Novembre 2003 | Les fédérations se félicitent de la déclaration d’intention de la “note de politique fédérale relative à la problématique de la drogue” de considérer la consommation de drogue comme un problème de santé. Cependant, les associations de terrain, relayées ici par leurs fédérations, constatent une criminalisation toujours croissante des consommateurs. En outre, les réglementations récentes induisent une confusion de plus en plus importante entre la Justice et le secteur de la Santé. Les intervenants de notre secteur sont ainsi invités à devenir, par certaines mesures, les “auxiliaires” du judiciaire, ce qui est en contradiction complète avec leurs missions et ne peut que nuire à la relation de confiance entre usagers et institutions d’aide et de soins. A l’inverse, les policiers et magistrats se voient investis de rôles dans le domaine de la santé. Les fédérations plaident pour que des informations claires soient envoyées au public.
Voici les clarifications à établir en priorité (ces éléments sont développés dans les fiches qui suivent) :
- La politique vis-à-vis du cannabis : les fédérations saluent la possibilité pour un majeur simple consommateur de cannabis de ne plus subir de poursuites pénales. Cependant, les notions, nouvellement introduites, de “l’usage problématique” et de “nuisances publiques” comportent bien trop d’approximations et sont sources d’arbitraire.
- Les “case-managers justice” et les “avis thérapeutiques” : ces nouveaux concepts mettent la relation thérapeutique sous une tutelle judiciaire inacceptable. Ils introduisent une confusion entre les missions et les objectifs de la santé et de la justice. Par ailleurs, ils stigmatisent les justiciables usagers de drogue.

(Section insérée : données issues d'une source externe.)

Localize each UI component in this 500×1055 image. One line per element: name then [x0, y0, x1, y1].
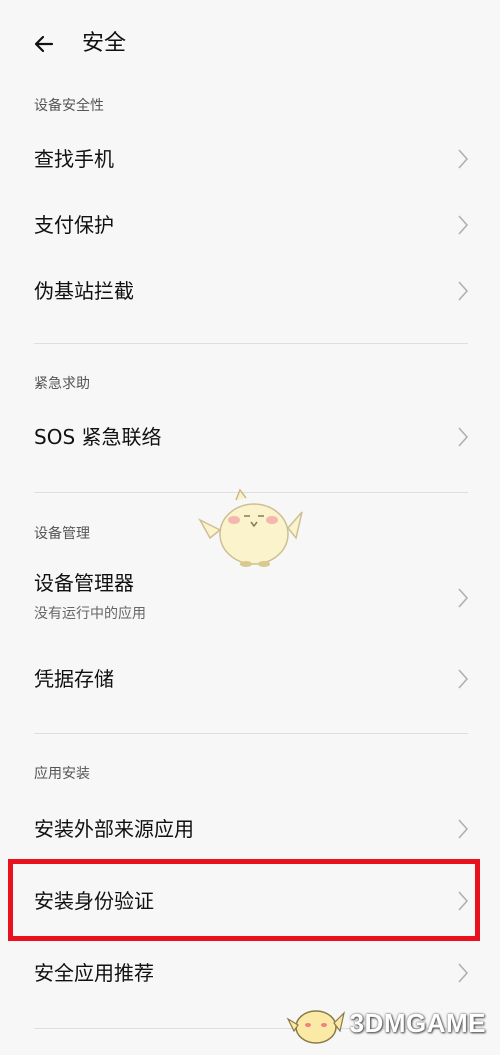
fake-base-station-label: 伪基站拦截 — [34, 279, 134, 303]
install-external-apps-label: 安装外部来源应用 — [34, 817, 194, 841]
sos-contact-item[interactable]: SOS 紧急联络 — [0, 414, 500, 460]
device-manager-item[interactable]: 设备管理器 没有运行中的应用 — [0, 566, 500, 632]
fake-base-station-item[interactable]: 伪基站拦截 — [0, 268, 500, 314]
security-app-recommend-item[interactable]: 安全应用推荐 — [0, 950, 500, 996]
chevron-right-icon — [458, 588, 469, 608]
section-label-device-security: 设备安全性 — [34, 98, 104, 114]
section-label-device-management: 设备管理 — [34, 526, 90, 542]
page-title: 安全 — [82, 31, 127, 56]
chevron-right-icon — [458, 669, 469, 689]
watermark-bird-icon — [286, 1010, 346, 1044]
watermark-logo: 3DMGAME — [286, 1001, 486, 1045]
mascot-bird-icon — [198, 488, 303, 567]
chevron-right-icon — [458, 963, 469, 983]
back-arrow-icon[interactable] — [28, 28, 60, 60]
section-label-emergency: 紧急求助 — [34, 376, 90, 392]
section-divider — [34, 343, 468, 344]
payment-protection-item[interactable]: 支付保护 — [0, 202, 500, 248]
security-app-recommend-label: 安全应用推荐 — [34, 961, 154, 985]
find-phone-item[interactable]: 查找手机 — [0, 136, 500, 182]
section-divider — [34, 733, 468, 734]
chevron-right-icon — [458, 149, 469, 169]
find-phone-label: 查找手机 — [34, 147, 114, 171]
credential-storage-label: 凭据存储 — [34, 667, 114, 691]
section-label-app-install: 应用安装 — [34, 766, 90, 782]
payment-protection-label: 支付保护 — [34, 213, 114, 237]
device-manager-subtitle: 没有运行中的应用 — [34, 606, 146, 622]
sos-contact-label: SOS 紧急联络 — [34, 425, 162, 449]
chevron-right-icon — [458, 215, 469, 235]
device-manager-label: 设备管理器 — [34, 571, 134, 595]
highlight-box — [8, 859, 480, 941]
credential-storage-item[interactable]: 凭据存储 — [0, 656, 500, 702]
install-external-apps-item[interactable]: 安装外部来源应用 — [0, 806, 500, 852]
chevron-right-icon — [458, 281, 469, 301]
app-header: 安全 — [0, 0, 500, 90]
chevron-right-icon — [458, 427, 469, 447]
watermark-text: 3DMGAME — [349, 1008, 486, 1038]
chevron-right-icon — [458, 819, 469, 839]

- Les missions et le financement des “Plan Drogue” et “Volet Toxicomanie” : ces services assurant des missions qui appartiennent clairement au champ de la santé, leur financement par le ministère de l’Intérieur introduit des confusions dommageables.
- La prévention dans les écoles : dans la même logique, les fédérations soutiennent que les assuétudes étant reconnues comme un problème de santé doivent être prévenues comme telles par des intervenants psycho-médico-sociaux et non par la police.
- La prééminence de plus en plus grande du judiciaire sur la santé a des implications directes sur les activités de réduction des risques. Rappelons que celles-ci ne peuvent s’opérer que dans un cadre “santé” clairement autonome et séparé du judiciaire puisqu’elles ne s’adressent qu’aux consommateurs de drogue.
Le glissement de compétences entre les secteurs répressif et de la santé crée, au lieu d’un interface, un espace de confusion dommageable du point de vue de la confiance que le citoyen peut entretenir tant envers les structures d’aide et de soins qu’envers la politique, les lois et les institutions.
Les fédérations demandent donc au gouvernement fédéral d’opérer les clarifications proposées dans le présent Mémorandum.